Yeni adli yıl dün itibariyle başladı. Gözler suç örgütü liderliğinden hakim karşısına çıkan Ayhan Bora Kaplan ve Eski Ülkü Ocakları Başkanı Sinan Ateş’in öldürülmesi ile ilgili yargılamalara çevrildi.
Ayhan Bora Kaplan suç örgütü davasının sanığı ve gizli tanığı Serdar Sertçelik’in yurtdışına kaçırılmasına ilişkin davada aralarında emniyet personelinin de olduğu yedi tutuklu sanık hakkında tahliye kararı verildi.
Ayhan Bora Kaplan suç örgütü davasının sanığı ve gizli tanığı Serdar Sertçelik’in yurtdışına kaçırılmasına ilişkin 6’sı emniyet mensubu 11 kişi hakkında açılan davanın ikinci duruşması Ankara 13. Asliye Ceza Mahkemesi’nde yapıldı. Duruşmaya katılımın yoğun olması nedeniyle duruşma salonu 15. Ağır Ceza Mahkemesi salonuna alındı. İlk duruşmada tutuklu sanıklardan eski Organize Şube Müdürü Metehan İlkyaz tahliye edilmişti.
Duruşmada ilk olarak Teknik Takip ve İzleme Büro’da görevli tanık polis memuru Onur Yavaş dinlendi. Tanık Yavaş, Kerem Gökay Öner’in o dönemde şube müdürü olduğunu belirtti ve “Üç günlük şube giriş çıkış kayıtlarını aldım. Emri veren şube müdürümüz de ben de bu kayıtları izlemedik. Öylece durdu harddiskte. Üstünde bir işlem olmadı. Kimseye de göndermedim. Talimatta bir anormallik de düşünmedim” dedi.
“Standart bir işlemdi”
Yavaş’ın ardından Serdar Sertçelik ile ilgili Etlik Şehir Hastanesi’nde rapor alan Organize Şube Büro Amirliği’nde görevli tanık polis memuru Çağlar Karataş “Şubedeyken Ahmet komiser ‘çıkıyoruz’ dedi. Ben ekip şoförüydüm. Bunun üzerine çıktık ben yolda öğrendim. Etlik Şehir Hastanesi Acil’e gittik. Ahmet Deniz komiserim bir doktor ile görüştü belge aldı. Sonra döndük. Ardından tekrar şubeye geldik ve yine kısa bir süre sonra Etlik Şehir Hastanesi’ne gittik. Yine doktordan bir belge aldı Ahmet komiserim. Döndük. Bizim oraya gitmek için tek nedenimiz işimizin erken bitmesiydi.
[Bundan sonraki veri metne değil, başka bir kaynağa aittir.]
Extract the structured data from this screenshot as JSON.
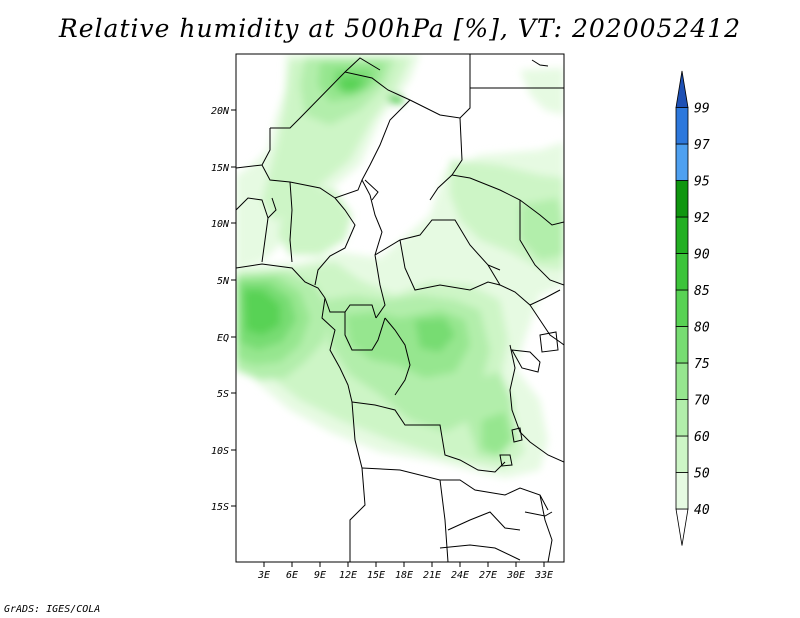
{
  "title": "Relative humidity at 500hPa [%], VT: 2020052412",
  "credit": "GrADS: IGES/COLA",
  "map": {
    "variable": "Relative humidity at 500hPa",
    "units": "%",
    "valid_time": "2020052412",
    "lat_labels": [
      "20N",
      "15N",
      "10N",
      "5N",
      "EQ",
      "5S",
      "10S",
      "15S"
    ],
    "lon_labels": [
      "3E",
      "6E",
      "9E",
      "12E",
      "15E",
      "18E",
      "21E",
      "24E",
      "27E",
      "30E",
      "33E"
    ]
  },
  "colorbar": {
    "levels": [
      "40",
      "50",
      "60",
      "70",
      "75",
      "80",
      "85",
      "90",
      "92",
      "95",
      "97",
      "99"
    ],
    "colors": [
      "#ffffff",
      "#e6fae2",
      "#cdf5c6",
      "#b2eeab",
      "#96e68f",
      "#77dc72",
      "#58d254",
      "#3cc43a",
      "#22af22",
      "#0f960f",
      "#4ea0f0",
      "#2d78dc",
      "#1e50b4"
    ]
  }
}
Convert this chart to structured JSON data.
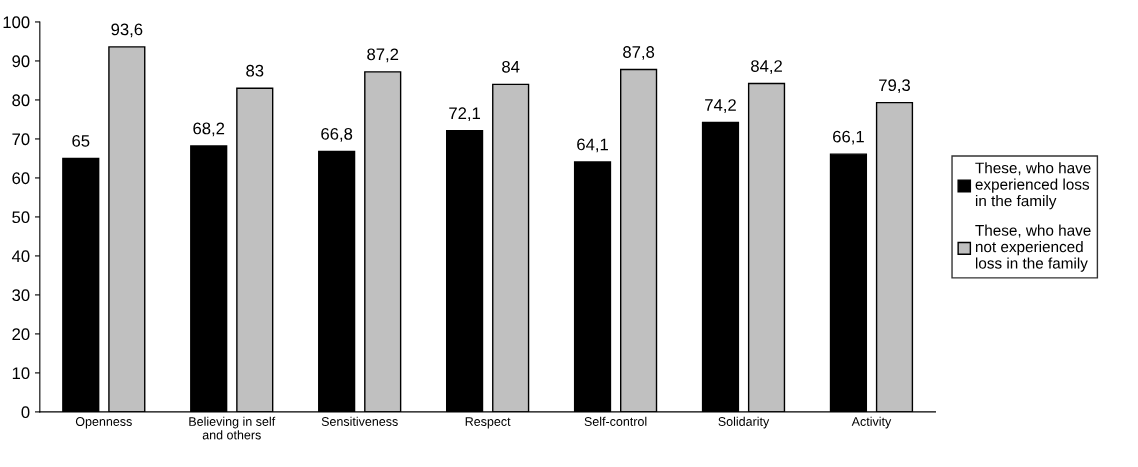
{
  "chart_data": {
    "type": "bar",
    "categories": [
      "Openness",
      "Believing in self and others",
      "Sensitiveness",
      "Respect",
      "Self-control",
      "Solidarity",
      "Activity"
    ],
    "series": [
      {
        "name": "These, who have experienced loss in the family",
        "color": "#000000",
        "values": [
          65,
          68.2,
          66.8,
          72.1,
          64.1,
          74.2,
          66.1
        ],
        "value_labels": [
          "65",
          "68,2",
          "66,8",
          "72,1",
          "64,1",
          "74,2",
          "66,1"
        ]
      },
      {
        "name": "These, who have not experienced loss in the family",
        "color": "#c0c0c0",
        "values": [
          93.6,
          83,
          87.2,
          84,
          87.8,
          84.2,
          79.3
        ],
        "value_labels": [
          "93,6",
          "83",
          "87,2",
          "84",
          "87,8",
          "84,2",
          "79,3"
        ]
      }
    ],
    "ylim": [
      0,
      100
    ],
    "yticks": [
      0,
      10,
      20,
      30,
      40,
      50,
      60,
      70,
      80,
      90,
      100
    ],
    "grid": false,
    "legend": "right"
  }
}
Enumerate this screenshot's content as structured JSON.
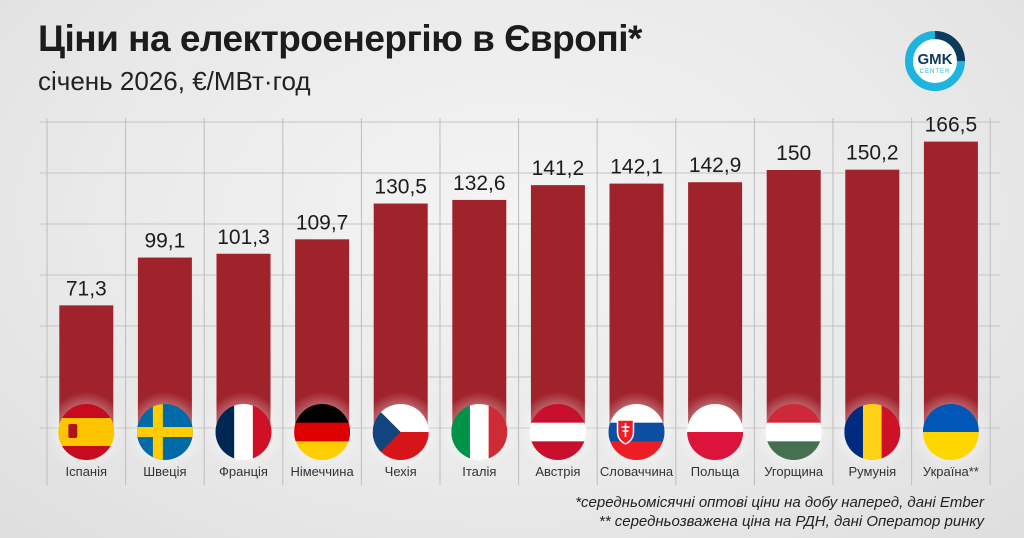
{
  "title": "Ціни на електроенергію в Європі*",
  "subtitle": "січень 2026, €/МВт·год",
  "logo": {
    "line1": "GMK",
    "line2": "CENTER",
    "colors": {
      "ring": "#1fb4dd",
      "dark": "#0d3b5c"
    }
  },
  "footnotes": [
    "*середньомісячні оптові ціни на добу наперед, дані Ember",
    "** середньозважена ціна на РДН, дані Оператор ринку"
  ],
  "chart_data": {
    "type": "bar",
    "categories": [
      "Іспанія",
      "Швеція",
      "Франція",
      "Німеччина",
      "Чехія",
      "Італія",
      "Австрія",
      "Словаччина",
      "Польща",
      "Угорщина",
      "Румунія",
      "Україна**"
    ],
    "values": [
      71.3,
      99.1,
      101.3,
      109.7,
      130.5,
      132.6,
      141.2,
      142.1,
      142.9,
      150,
      150.2,
      166.5
    ],
    "data_labels": [
      "71,3",
      "99,1",
      "101,3",
      "109,7",
      "130,5",
      "132,6",
      "141,2",
      "142,1",
      "142,9",
      "150",
      "150,2",
      "166,5"
    ],
    "flags": [
      "spain-flag-icon",
      "sweden-flag-icon",
      "france-flag-icon",
      "germany-flag-icon",
      "czechia-flag-icon",
      "italy-flag-icon",
      "austria-flag-icon",
      "slovakia-flag-icon",
      "poland-flag-icon",
      "hungary-flag-icon",
      "romania-flag-icon",
      "ukraine-flag-icon"
    ],
    "bar_color": "#a0232c",
    "ylim": [
      0,
      180
    ],
    "grid": true
  }
}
Başka bir ekibin işi erken bitseydi onlar giderdi. Standart bir işlemdi aslında. Bizde sözlü olarak söylenir talimatlar ve ardından yapılır. Ben ne için gittiğimizi aylar sonra öğrendim” ifadesini kullandı.
Tanık Karataş’tan sonra son tanık polis memurlarından Organize Suçlarla Şube Müdürlüğü Büro Amirliği’nde görevli Ahmet Deniz dinlendi. Deniz “Rapordan dört gün önce Serdar Sertçelik’i vurulduğu zaman tanıdım. Bora Kaplan ikinci dalga operasyonunda ben bir şahsı gözaltına almaktan görevliydim. Şube Müdürümüz Metehan İlkyaz işimiz bitince hastaneye gitme talimatı verdi. Dört gün önce vurulduğunda Sertçelik’e bakan polis ile görüşmemizi söyledi savcılık talimatıyla Gökhan Karaca amirimiz, çünkü Sertçelik’in ‘ayağının üstüne basarsa kalıcı hasar kalacağını’ söylediğini belirtmiş doktor. Bunu öğrenmek için gittik ve o doktorla görüştük. Söz konusu belgeyi aldık. Yanlış hatırlamıyorsam doktor ‘parçalı kırık’ var dedi. Savcılığım bu raporun gözaltı değerlendirmesi yapması için yeterli olmadığını belirtti Gökhan komiser, bunun üzerine bize ‘gözaltına alınmasına tıbbi açıdan sakınca olup olmadığına dair bir rapor alın’ dedi” diye konuştu.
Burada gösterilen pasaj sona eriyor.